Mann stated, “When I was born I had a success story already written for me; you were given a pen and no paper. I’ve always felt that that’s unfair but I’ve never dared to speak up because I’ve been too scared. Well now I realize that there’s enough blankie to be shared. Everyone should have the privileges I have. In fact, they should be rights instead. Everyone’s story should be written, so all they have to do is get it read.” His performance was moving and inspirational. The power and rhetoric in his performance and poetry changed the perspectives of Americans around the world.

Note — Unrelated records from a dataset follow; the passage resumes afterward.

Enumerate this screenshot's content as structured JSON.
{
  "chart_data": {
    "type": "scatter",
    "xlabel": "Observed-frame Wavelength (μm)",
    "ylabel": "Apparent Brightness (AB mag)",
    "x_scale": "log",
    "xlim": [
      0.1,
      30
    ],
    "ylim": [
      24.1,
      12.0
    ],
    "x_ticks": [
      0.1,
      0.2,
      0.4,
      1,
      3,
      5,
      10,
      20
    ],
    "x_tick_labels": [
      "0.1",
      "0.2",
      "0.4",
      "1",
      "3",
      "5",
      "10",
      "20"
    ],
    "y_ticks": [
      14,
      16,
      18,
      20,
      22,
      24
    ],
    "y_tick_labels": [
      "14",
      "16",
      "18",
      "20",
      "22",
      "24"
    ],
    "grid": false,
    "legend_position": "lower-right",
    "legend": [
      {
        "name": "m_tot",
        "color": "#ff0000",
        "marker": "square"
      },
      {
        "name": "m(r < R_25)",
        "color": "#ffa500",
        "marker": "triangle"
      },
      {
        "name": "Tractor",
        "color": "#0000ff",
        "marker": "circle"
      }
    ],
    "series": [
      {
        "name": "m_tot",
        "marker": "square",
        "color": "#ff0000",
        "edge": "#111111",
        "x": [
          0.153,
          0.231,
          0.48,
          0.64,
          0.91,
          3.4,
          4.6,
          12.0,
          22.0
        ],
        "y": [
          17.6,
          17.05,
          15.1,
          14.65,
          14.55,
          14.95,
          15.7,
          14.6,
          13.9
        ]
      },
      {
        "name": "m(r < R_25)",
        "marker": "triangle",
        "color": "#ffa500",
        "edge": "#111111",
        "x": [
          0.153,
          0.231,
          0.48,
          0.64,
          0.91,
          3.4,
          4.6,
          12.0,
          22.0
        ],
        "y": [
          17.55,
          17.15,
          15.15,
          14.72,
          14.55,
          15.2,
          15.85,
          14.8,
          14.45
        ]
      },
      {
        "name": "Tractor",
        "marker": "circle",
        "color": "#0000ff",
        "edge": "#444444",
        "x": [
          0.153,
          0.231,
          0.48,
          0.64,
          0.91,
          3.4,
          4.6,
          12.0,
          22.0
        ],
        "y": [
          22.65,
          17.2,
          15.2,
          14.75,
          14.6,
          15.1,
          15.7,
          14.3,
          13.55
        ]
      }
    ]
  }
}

Communication’s Professor Cynthia Wang showed the video of Royce Mann to her Communication Theory and Humanities class as she introduced the term “White Privilege.” “I don’t like the term ‘White Privilege,’ but change comes with understanding,” Wang said. The professor has discussed the topic in class a couple times since she showed the video. Wang helps her class break down terms that may be misunderstood and discusses culture and inequalities through a communication theory approach.
The definition of ‘White Privilege’ is constantly changing. As history changes, meanings change along with it. Understanding the history of the word and the inequalities between races needs to be identified. The term itself was created during the time of slavery, allowing whites more rights than blacks. Slavery does not exist today, but there are aspects of the definition that still might have some meaning. With knowledge and understanding, instances like “Check your White-Privilege” can get swept under the rug and privileges can be used to fight for justice and equality.
“I agree and disagree with meanings connected to the term ‘White Privilege.’ As a Latina, I feel like I have to fight for respect more than another white individual that I may be up against. I know that everyone has challenges and we shouldn’t alienate a person with that term just because their white,” Blanca Torres, recent alumni SOC graduate, said. I do not agree that they always have the upper hand, but I do feel like the level of respect they receive is higher; that is what white privilege means to me. I try to never use that term though.”
It’s been a difficult week with the presidential election. The outcome has angered Americans around the country. Trump’s victory is seen as the catalyst for the resurgence racism, violence, and protests. It is important to be honest as American’s and express how we feel. Nothing can be resolved if these problems are not confronted. First off, gratitude needs to take place. We live in a country that allows Freedom of Speech. My parents live in Nairobi, Kenya. If an individual speaks against his or her government there, they are risking their life. Instead of using our free speech for negatively, free speech can be used for the greater good.
I was devastated like many other supporters the evening of Nov. 8. With ongoing protests, I have been reminded of my race and my privilege because so many angered American’s keep reminding me. This week alone, more than ten people have made the assumption that I voted for Donald Trump because I am white. I have also been told, “Don’t worry about what’s going to happen, you’re white, you won’t be affected by all the changes.” Incorrect. I have never received help from my parents and I have paid for school, by myself, out of pocket, for my education. I work full-time and go to school full time and I barely make ends meet. That’s not the point I want to make though. I don’t want sympathy, I want change.
I want people to acknowledge ‘White Privilege’ and use it to create change. As Mann says, “Dear women, I’m sorry. Dear black people, I’m sorry. Dear Asian Americans, dear Native Americans, dear immigrants who come here seeking a better life, I’m sorry. Dear everyone who isn’t a middle or upper class white boy, I’m sorry. I have started life on the top of the ladder while you were born on the first rung.” I acknowledge that I was born into privileges being a Caucasian female. My parents both graduated college and they set me up for a successful life. I want everyone to have those privileges. I agree with Mann when he says, “It’s time to take that ladder and turn it into a bridge.” It’s time for those with privileges to acknowledge their strength, not hide behind it. It’s time to even the playing grounds together.